ORCID

https://orcid.org/0009-0000-3684-2259

Date of Award

2024

Document Type

Dissertation

Degree Name

Philosophy (Ph.D)

Department

Division of Mass Communication

First Advisor

Yue Zhuo

Second Advisor

Basilio G. Monteiro

Third Advisor

Mark D. Juszczak

Abstract

The aim of this study was to answer the following question: Between November 2020 and November 2021, were Chinese Americans discursively excluded from New York City’s political media landscape? The Chinese American experience has been punctuated with countless examples of faith and investment in the American ideal. Despite that fact, it has also been marred with periods in which that faith was tested and in which the return on their investment fell short of expectations. To arrive at this study’s findings, a summative content analysis of two-hundred-forty-three news articles was conducted.

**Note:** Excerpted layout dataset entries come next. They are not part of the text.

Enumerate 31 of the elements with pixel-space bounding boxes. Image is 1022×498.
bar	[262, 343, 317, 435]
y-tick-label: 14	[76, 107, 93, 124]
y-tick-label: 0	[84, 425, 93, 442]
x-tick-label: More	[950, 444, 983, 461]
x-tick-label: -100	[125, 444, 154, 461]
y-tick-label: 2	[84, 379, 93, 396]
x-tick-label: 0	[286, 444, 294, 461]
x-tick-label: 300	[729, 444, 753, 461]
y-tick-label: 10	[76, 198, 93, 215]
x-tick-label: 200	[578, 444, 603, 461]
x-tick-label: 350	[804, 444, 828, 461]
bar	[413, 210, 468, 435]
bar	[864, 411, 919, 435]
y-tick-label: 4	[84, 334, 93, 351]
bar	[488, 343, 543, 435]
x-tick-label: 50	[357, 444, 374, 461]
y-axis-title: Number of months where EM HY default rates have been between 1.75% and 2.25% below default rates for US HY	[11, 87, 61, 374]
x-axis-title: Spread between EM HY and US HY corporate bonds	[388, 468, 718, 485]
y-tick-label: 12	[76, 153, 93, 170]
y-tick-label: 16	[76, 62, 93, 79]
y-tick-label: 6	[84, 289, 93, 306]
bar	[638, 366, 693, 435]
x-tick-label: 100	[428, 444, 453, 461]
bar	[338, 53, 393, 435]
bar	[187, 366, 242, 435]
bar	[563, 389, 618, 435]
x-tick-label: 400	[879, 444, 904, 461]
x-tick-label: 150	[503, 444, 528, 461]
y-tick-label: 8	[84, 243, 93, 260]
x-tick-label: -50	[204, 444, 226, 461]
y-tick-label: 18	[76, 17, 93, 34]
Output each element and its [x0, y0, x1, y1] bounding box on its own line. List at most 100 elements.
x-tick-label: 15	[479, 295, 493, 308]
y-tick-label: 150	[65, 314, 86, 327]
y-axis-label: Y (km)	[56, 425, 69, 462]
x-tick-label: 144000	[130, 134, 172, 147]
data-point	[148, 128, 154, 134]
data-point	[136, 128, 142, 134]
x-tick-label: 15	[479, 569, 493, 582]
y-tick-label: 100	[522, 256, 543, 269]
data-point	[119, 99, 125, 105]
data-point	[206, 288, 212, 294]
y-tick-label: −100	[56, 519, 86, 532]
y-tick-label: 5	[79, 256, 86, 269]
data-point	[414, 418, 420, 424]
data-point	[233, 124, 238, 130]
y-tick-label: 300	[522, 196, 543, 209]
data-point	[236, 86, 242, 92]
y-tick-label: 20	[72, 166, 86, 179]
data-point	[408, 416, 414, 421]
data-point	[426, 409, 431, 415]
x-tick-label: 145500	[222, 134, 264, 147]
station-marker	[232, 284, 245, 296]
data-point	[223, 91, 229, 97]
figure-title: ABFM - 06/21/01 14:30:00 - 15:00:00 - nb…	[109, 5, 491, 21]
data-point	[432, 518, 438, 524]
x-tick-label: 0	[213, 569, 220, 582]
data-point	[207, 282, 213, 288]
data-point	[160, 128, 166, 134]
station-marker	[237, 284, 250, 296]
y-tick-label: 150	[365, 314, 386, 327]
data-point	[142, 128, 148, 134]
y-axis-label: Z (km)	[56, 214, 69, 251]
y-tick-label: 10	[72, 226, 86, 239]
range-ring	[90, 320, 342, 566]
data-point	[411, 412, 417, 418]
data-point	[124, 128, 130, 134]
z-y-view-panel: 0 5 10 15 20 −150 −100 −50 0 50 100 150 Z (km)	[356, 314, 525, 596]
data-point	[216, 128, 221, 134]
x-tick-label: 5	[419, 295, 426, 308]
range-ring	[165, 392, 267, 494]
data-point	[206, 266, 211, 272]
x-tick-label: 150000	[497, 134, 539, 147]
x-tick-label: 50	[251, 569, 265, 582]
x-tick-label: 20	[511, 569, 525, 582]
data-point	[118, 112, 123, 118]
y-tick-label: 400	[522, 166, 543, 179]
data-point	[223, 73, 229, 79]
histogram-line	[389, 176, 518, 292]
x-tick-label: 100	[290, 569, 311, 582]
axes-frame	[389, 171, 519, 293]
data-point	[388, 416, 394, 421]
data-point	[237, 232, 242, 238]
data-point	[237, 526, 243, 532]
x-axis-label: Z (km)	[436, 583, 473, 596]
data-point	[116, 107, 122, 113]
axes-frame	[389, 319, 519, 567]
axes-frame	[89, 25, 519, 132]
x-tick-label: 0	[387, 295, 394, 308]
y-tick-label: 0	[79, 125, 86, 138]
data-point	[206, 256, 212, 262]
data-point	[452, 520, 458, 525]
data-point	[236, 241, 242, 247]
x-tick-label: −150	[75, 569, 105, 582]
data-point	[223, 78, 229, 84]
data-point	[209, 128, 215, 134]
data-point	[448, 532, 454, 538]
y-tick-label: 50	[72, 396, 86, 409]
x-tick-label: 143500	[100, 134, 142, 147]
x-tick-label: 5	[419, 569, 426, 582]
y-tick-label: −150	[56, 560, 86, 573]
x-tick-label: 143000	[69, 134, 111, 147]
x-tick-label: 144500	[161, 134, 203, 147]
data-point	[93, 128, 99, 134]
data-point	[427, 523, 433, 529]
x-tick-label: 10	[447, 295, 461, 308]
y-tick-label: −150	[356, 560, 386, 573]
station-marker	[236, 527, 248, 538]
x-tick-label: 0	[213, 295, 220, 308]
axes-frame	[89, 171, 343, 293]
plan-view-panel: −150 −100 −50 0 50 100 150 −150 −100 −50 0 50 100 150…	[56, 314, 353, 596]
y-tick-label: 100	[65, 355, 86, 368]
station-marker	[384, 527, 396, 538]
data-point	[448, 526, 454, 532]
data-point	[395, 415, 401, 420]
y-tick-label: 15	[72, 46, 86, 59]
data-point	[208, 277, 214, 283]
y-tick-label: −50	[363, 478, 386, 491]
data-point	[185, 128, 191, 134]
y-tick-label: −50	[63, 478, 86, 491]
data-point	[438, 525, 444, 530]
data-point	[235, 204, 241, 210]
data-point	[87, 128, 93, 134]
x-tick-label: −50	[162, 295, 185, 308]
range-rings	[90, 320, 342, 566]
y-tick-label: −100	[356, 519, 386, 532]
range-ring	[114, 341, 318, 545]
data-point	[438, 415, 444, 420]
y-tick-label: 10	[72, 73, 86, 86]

To reinforce these findings, a subsequent, discursive analysis, of thematically oriented local mainstream news article excerpts was also conducted. As it pertains to this study’s core question, significant change is required to mitigate the problem of Chinese Americans’ discursive exclusion from political media. A portion of that change may occur with a concurrent reevaluation of how the term ‘mainstream media’ is defined in a political context. It may also occur in the adoption of what will be referred to as ‘Affirmative Journalism.’